My problem in a nutshell is that I want the list of english words that are output when I run 'strings' on a binary file. Currently the file I run it on dumps a lot of trash to the screen, and I'm only interested in words that are, well, words.

After poking around here, I see that grep -f accompanied by a Linux Dictionary File will do what I want, but it is slow.

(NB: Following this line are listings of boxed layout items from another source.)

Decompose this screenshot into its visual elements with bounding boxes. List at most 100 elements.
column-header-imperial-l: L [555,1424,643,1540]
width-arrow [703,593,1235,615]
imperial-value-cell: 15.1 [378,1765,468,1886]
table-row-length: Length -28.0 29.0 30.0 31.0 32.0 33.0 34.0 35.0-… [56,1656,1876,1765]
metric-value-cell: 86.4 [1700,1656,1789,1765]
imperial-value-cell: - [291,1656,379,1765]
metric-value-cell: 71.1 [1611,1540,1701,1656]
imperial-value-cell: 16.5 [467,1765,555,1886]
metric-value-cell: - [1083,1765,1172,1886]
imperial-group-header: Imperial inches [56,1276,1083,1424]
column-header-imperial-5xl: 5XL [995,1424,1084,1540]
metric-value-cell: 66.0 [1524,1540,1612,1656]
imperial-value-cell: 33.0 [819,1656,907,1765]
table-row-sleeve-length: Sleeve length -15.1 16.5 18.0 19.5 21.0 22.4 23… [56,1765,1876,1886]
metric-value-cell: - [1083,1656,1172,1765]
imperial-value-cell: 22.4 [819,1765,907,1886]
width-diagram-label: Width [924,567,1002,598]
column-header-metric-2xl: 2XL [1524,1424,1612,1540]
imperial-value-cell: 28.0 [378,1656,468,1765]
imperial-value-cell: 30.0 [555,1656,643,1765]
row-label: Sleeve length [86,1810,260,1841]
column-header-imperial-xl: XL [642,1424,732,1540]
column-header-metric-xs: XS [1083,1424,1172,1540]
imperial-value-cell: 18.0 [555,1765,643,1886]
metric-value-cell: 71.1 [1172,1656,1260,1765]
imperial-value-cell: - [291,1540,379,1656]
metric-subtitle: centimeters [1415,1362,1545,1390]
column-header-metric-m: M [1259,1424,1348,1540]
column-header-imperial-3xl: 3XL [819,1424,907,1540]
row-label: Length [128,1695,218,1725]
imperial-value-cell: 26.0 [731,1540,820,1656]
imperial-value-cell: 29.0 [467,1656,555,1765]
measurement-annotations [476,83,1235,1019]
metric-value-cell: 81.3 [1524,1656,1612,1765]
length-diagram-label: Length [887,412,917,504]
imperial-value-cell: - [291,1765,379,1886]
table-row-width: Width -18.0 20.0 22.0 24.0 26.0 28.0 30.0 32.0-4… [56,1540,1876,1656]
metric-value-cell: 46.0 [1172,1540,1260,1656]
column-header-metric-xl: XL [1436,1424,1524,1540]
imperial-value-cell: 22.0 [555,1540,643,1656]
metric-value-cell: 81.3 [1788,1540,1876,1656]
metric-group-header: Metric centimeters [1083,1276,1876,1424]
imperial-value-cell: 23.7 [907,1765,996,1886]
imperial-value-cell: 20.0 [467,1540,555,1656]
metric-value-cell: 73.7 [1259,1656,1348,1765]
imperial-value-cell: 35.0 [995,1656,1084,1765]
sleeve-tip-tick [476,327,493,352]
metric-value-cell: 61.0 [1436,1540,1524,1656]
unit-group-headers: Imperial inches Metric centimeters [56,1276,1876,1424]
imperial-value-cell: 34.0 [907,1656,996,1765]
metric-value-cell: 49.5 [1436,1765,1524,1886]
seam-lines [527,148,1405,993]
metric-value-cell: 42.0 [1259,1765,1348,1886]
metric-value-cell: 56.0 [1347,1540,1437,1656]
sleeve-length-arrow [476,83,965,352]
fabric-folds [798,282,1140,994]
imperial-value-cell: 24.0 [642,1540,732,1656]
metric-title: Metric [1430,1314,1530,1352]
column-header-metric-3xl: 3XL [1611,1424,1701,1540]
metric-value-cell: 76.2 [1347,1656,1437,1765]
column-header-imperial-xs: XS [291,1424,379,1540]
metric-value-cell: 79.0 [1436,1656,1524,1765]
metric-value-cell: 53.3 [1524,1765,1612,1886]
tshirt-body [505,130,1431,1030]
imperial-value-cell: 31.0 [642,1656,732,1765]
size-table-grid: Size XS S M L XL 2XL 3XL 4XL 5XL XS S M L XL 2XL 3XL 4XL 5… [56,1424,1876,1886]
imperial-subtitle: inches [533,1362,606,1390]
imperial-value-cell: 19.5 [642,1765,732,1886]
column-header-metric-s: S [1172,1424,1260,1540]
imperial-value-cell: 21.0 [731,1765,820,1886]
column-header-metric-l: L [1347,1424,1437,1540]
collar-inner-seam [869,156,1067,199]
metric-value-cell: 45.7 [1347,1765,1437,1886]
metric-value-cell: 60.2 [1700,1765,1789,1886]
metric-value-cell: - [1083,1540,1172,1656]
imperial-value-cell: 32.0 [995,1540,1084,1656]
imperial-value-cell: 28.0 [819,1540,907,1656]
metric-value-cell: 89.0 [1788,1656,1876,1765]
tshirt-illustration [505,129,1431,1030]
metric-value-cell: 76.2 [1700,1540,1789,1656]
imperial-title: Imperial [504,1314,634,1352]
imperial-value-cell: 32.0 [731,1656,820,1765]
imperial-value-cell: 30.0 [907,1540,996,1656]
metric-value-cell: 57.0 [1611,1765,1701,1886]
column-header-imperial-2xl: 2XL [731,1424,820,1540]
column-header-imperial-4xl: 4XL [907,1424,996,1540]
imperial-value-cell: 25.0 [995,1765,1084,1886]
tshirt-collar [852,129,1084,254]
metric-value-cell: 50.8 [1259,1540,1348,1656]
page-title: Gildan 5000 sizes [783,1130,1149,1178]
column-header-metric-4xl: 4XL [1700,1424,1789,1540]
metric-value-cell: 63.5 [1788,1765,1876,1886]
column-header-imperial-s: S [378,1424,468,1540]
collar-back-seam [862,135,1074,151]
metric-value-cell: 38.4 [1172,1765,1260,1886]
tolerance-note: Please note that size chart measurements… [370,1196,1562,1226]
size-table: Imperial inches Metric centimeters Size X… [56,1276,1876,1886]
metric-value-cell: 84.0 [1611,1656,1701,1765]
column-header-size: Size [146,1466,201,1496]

Is there a faster alternative available, or is it really just that hard to match english words?

Gus
  • 249
  • 5
  • 15
  • Yeah, I get that brute force matching will be hard, but I was hoping for a utility that used something like [Aho-Carasick matching](http://en.wikipedia.org/wiki/Aho%E2%80%93Corasick_string_matching_algorithm) to preprocess the match list and be faster, without having to write it myself. (It's possible that grep's already doing that and is still that slow, and if so I'll just have to live with it) – Gus Dec 26 '12 at 18:07
  • fgrep searches for any of a list of fixed strings using the Aho–Corasick string matching algorithm. - http://en.wikipedia.org/wiki/Grep. Note how the link to grep was right in that article you linked to? – Zoredache Dec 26 '12 at 18:17
  • I see 'formed the basis of the original' implying 'doesn't anymore'. Which makes sense when you consider that grep treats each input line as a mini regex, which would preclude using that algorithm to match fixed strings – Gus Dec 26 '12 at 18:28
  • @Zoredache, fgrep (or grep -F) works. Performance improved from minutes to less than a second. Make it an answer and I'll accept it. – Gus Dec 26 '12 at 19:09

2 Answers2

2

It's not hard to match, the problem is you're matching a possibly long list against a really long list. It takes a long time simply due to the sheer number of comparisons that have to be made.

John
  • 9,070
  • 1
  • 29
  • 34
0

Grep can use a faster matching algorithm when it knows that it's only matching fixed strings, (vs regular expressions). You enable this behavior by supplying the -F argument, or using the fgrep command.

The full command is:

strings fileToScan | grep -F -f /usr/share/dict/words

assuming the dictionary file is present at /usr/share/dict/words

Gus
  • 249
  • 5
  • 15